Elle s’en alla fâchée.
– Antoine Lavrentiévitch, vous causerez pendant ce temps-là avec Maurice Nikolaïévitch; je vous assure que vous gagnerez tous les deux à faire plus intimement connaissance ensemble, dit Lisa, et elle adressa un sourire amical au capitaine d’artillerie qui devint rayonnant lorsque le regard de la jeune fille se fixa sur lui. Faute de mieux, force me fut de dialoguer avec Maurice Nikolaïévitch.
II
À ma grande surprise, l’affaire qu’Élisabeth Nikolaïevna avait à traiter avec Chatoff était, en effet, exclusivement littéraire. Je ne sais pourquoi, mais je m’étais toujours figuré qu’elle l’avait fait venir pour quelque autre chose. Comme ils ne se cachaient pas de nous et causaient très haut, nous nous mîmes, Maurice Nikolaïévitch et moi, à écouter leur conversation, ensuite ils nous invitèrent à y prendre part. Il s’agissait d’un livre qu’Élisabeth Nikolaïevna jugeait utile, et que, depuis longtemps, elle se proposait de publier, mais, vu sa complète inexpérience, elle avait besoin d’un collaborateur. Je fus même frappé du sérieux avec lequel elle exposa son plan à Chatoff. «Sans doute elle est dans les idées nouvelles, pensai-je, ce n’est pas pour rien qu’elle a séjourné en Suisse.» Chatoff écoutait attentivement, les yeux fixés à terre, et ne remarquait pas du tout combien le projet dont on l’entretenait était peu en rapport avec les occupations ordinaires d’une jeune fille de la haute société.

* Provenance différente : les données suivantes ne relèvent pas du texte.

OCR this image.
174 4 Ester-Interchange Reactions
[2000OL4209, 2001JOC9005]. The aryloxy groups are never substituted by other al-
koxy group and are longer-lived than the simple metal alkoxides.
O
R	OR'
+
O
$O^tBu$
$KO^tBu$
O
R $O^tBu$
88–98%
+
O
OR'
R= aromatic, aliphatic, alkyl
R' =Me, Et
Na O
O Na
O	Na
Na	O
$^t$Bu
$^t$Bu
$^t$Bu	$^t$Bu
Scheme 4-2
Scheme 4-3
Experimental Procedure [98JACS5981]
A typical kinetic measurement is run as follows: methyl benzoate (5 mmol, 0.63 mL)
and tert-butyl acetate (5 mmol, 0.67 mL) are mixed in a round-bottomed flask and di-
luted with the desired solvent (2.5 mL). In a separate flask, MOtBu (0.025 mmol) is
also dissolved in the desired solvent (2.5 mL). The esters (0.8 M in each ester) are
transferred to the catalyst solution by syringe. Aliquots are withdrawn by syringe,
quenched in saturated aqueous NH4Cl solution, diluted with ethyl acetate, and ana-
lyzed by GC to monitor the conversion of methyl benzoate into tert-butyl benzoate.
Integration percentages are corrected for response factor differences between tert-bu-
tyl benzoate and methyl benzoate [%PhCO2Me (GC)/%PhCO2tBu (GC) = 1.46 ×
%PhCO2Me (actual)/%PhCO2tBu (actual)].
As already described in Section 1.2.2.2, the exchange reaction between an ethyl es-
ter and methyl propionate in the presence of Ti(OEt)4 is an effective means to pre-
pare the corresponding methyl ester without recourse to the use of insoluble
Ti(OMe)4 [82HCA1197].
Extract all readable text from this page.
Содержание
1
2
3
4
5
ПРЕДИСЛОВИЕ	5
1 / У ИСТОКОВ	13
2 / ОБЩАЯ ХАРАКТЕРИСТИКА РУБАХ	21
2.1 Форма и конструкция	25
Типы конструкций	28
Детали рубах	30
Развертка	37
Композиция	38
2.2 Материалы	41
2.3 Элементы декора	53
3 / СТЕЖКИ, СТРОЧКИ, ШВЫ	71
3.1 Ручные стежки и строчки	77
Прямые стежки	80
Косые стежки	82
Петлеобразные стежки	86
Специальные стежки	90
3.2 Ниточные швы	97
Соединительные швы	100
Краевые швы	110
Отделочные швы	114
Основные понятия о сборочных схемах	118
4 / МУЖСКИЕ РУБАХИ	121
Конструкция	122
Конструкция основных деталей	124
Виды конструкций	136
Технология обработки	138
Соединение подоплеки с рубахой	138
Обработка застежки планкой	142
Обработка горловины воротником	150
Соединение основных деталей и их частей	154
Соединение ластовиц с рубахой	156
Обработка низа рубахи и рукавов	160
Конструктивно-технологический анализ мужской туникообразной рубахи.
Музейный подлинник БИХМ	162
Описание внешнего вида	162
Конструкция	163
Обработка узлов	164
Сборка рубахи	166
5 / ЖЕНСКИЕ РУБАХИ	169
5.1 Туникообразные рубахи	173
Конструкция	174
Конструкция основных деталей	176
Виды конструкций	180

Voici de quel genre était cette entreprise littéraire. Il paraît chez nous, tant dans la capitale qu’en province, une foule de gazettes et de revues qui, chaque jour, donnent connaissance d’une quantité d’événements. L’année se passe, les journaux sont entassés dans les armoires, ou bien on les salit, on les déchire, on les fait servir à toutes sortes d’usages. Beaucoup des incidents rendus publics par la presse produisent une certaine impression et restent dans la mémoire du lecteur, mais avec le temps ils s’oublient. Bien des gens plus tard voudraient se renseigner, mais quel travail pour trouver ce que l’on cherche dans cet océan de papier imprimé, d’autant plus que, souvent, on ne sait ni le jour, ni le lieu, ni même l’année où l’événement s’est passé? Si pour toute une année on rassemblait ces divers faits dans un livre, d’après un certain plan et une certaine idée, en mettant des tables, des index, en groupant les matières par mois et par jour, un pareil recueil pourrait, dans son ensemble, donner la caractéristique de la vie russe durant toute une année, bien que les événements livrés à la publicité soient infiniment peu nombreux en comparaison de tous ceux qui arrivent.